Test Driven Security in Mozilla’s infrastructures

Test Driven Security (TDS) is the process of verifying the compliance of systems, networks and services against security policies.

We use four standardized levels: low, medium, high and maximum. Each level maps to specific requirements at the system, network and service levels. General policies, such as “must monitor root user activity on servers”, are derived into specific requirements that guide the technical choices, like “on linux servers, the audit daemon must monitor system calls from the root user for processes creations”.

TDS provides a way to control security compliance in near real time, and assist operational teams in the implementation and maintenance of secure infrastructures.

Compliance checks

OpSec built two systems to implement TDS: MIG and MozDef (it is worth noting that TDS is only one of the goals that these systems are built for).

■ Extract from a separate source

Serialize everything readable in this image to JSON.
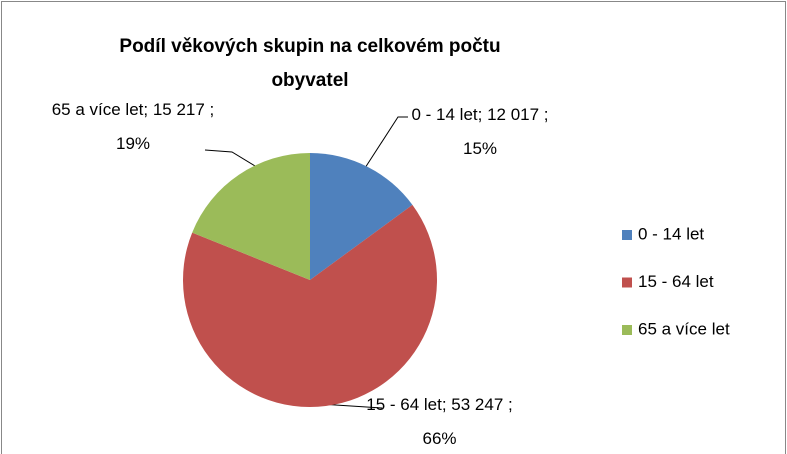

• MIG (Mozilla InvestiGator) is a live forensic platform that queries endpoints in real time for security investigations. MIG runs an agent on every system that processes requests from investigators, and stores the results in a database.
• MozDef is Mozilla Defense Platform, a SIEM built to facilitate incident response. MozDef collects and analyzes millions of events every day, from sources across the Mozilla network.

MIG runs tests on target systems, retrieves the results and converts them into “compliance item” format. MozDef downloads compliance items from MIG at regular intervals, and stores them into its database. Users visualize the compliance items in a MozDef dashboard (powered by Kibana, the dashboard interface developed by Elasticsearch).